Does anyone know where I can find a website on the net or a book that has maps made during the middle ages in Europe?
Thanks.
Quick search turned up this site for starters:
http://www.henry-davis.com/MAPS/EMwebpages/EML.html
- Tamerlane
There’s also the Periodical Historical Atlas of Europe.
I strongly recommend the map collection at the University of Texas, which has gigabytes of high-res, public domain maps online.
Main Page:
http://www.lib.utexas.edu/maps/faq.html
Historical Section:
Thanks, though I was looking more along the lines of maps that were made in the middle ages.

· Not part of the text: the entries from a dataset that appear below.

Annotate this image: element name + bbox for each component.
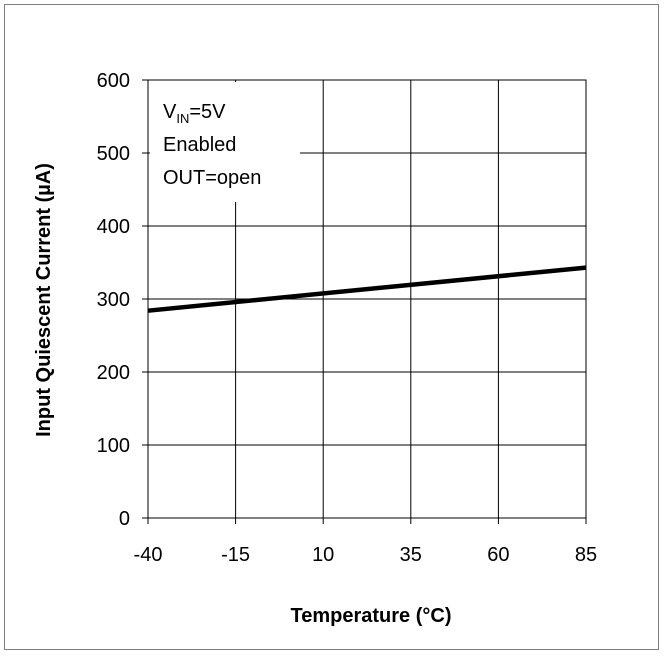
y-tick-label: 100 (97, 435, 130, 457)
x-axis-title: Temperature (°C) (291, 605, 452, 627)
tick-labels: -40 -15 10 35 60 85 0 100 200 300 400 500 600 (97, 70, 598, 566)
chart-frame (4, 4, 659, 650)
y-axis-title: Input Quiescent Current (µA) (33, 163, 55, 437)
annotation-vin: VIN=5V (163, 101, 226, 126)
y-tick-label: 600 (97, 70, 130, 92)
x-tick-label: 35 (400, 544, 422, 566)
x-tick-label: 10 (312, 544, 334, 566)
annotation: VIN=5V Enabled OUT=open (150, 82, 300, 202)
y-tick-label: 500 (97, 143, 130, 165)
data-series (147, 265, 587, 313)
annotation-background (150, 82, 300, 202)
axes (142, 79, 587, 524)
annotation-out: OUT=open (163, 167, 261, 189)
y-tick-label: 0 (119, 508, 130, 530)
x-tick-label: 60 (487, 544, 509, 566)
series-line (147, 265, 587, 313)
annotation-enabled: Enabled (163, 134, 236, 156)
y-tick-label: 300 (97, 289, 130, 311)
x-tick-label: -15 (221, 544, 250, 566)
y-tick-label: 200 (97, 362, 130, 384)
x-tick-label: 85 (575, 544, 597, 566)
plot-border (147, 79, 587, 519)
x-tick-label: -40 (134, 544, 163, 566)
y-tick-label: 400 (97, 216, 130, 238)
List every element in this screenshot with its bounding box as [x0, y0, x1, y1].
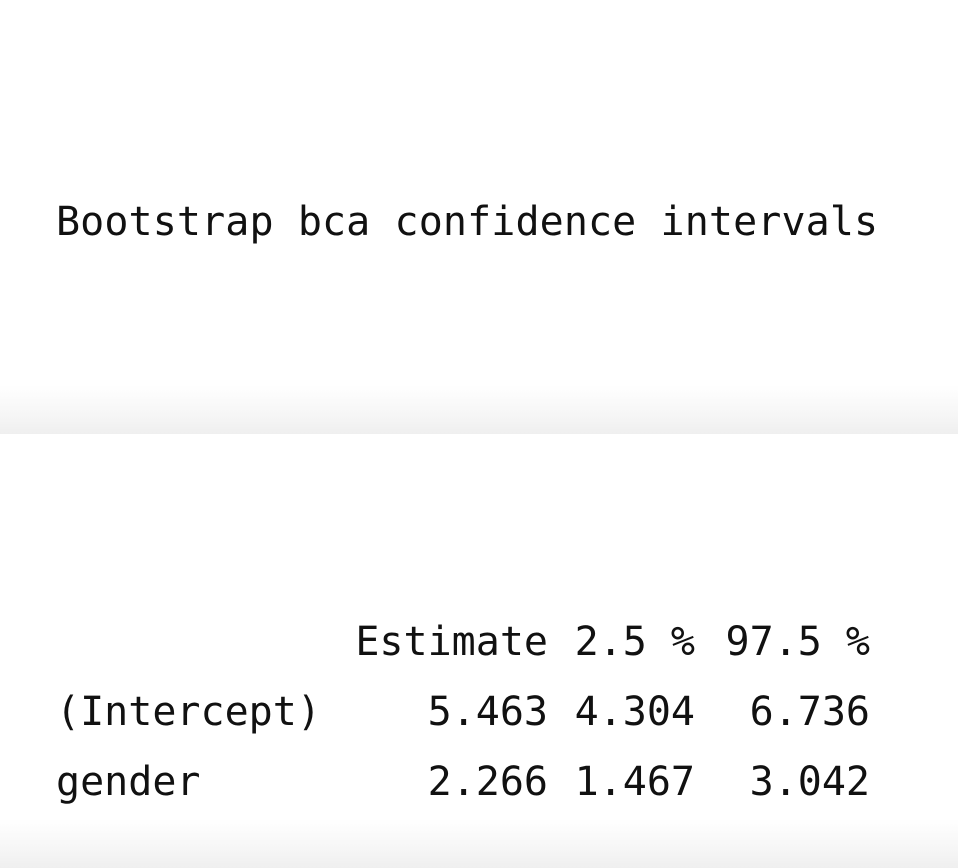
estimate-value: 5.463 — [427, 689, 548, 735]
upper-bound-value: 3.042 — [749, 759, 870, 805]
lower-bound-value: 1.467 — [574, 759, 695, 805]
table-row: (Intercept) 5.463 4.304 6.736 — [56, 677, 870, 747]
confidence-interval-table: Estimate 2.5 % 97.5 % (Intercept) 5.463 … — [56, 607, 870, 817]
lower-bound-header: 2.5 % — [574, 619, 695, 665]
estimate-header: Estimate — [355, 619, 548, 665]
lower-bound-value: 4.304 — [574, 689, 695, 735]
upper-bound-header: 97.5 % — [725, 619, 871, 665]
row-label: (Intercept) — [56, 689, 321, 735]
blank-line — [56, 397, 878, 467]
output-title: Bootstrap bca confidence intervals — [56, 199, 879, 245]
table-header-row: Estimate 2.5 % 97.5 % — [56, 607, 870, 677]
estimate-value: 2.266 — [427, 759, 548, 805]
console-output: Bootstrap bca confidence intervals Estim… — [56, 47, 878, 868]
row-label-header — [56, 607, 352, 677]
upper-bound-value: 6.736 — [749, 689, 870, 735]
row-label: gender — [56, 759, 201, 805]
table-row: gender 2.266 1.467 3.042 — [56, 747, 870, 817]
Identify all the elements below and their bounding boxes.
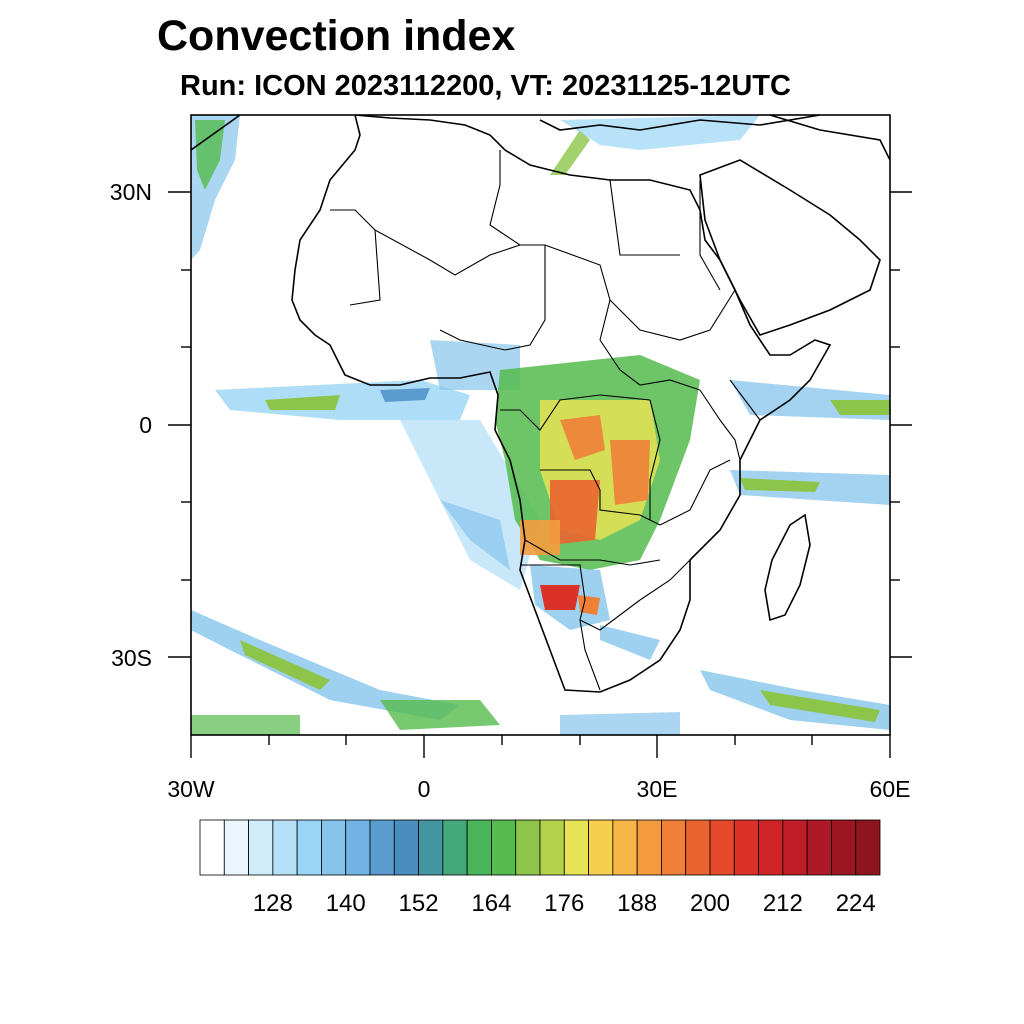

Well, the endpapers of the Necronomicon have the Alhazred copy of the Piri Reis map with R’lyeh’s location drawn in…
More seriously, I cannot lay hands on my copies of Lewis’s The Discarded Image or deCamp’s Lost Continents, but both books make reference to relatively famous medieval maps that would make good search criteria for Google. Anybody with one or both books at hand and the willingness to flip through for the references (the Lewis is in the chapter “Earth and Its Inhabitants” – I don’t recall precisely where the deCamp references are, but they’re near the discussions of Hy Brasil and Estotiland).
After U Texas, the best site I’ve found for medieval maps is Fordham’s Medieval Sourcebook. In addition, the Historical Maps section of the Open Directory Project provides links to quite a few maps, some of which are within your time period. And, while you specified maps drawn during that period, you may still want to check out the Periodical Historical Atlas.
You can also check out the National Geographic web site, but there are a lot of maps they’ve printed over the years that they do not have on-line.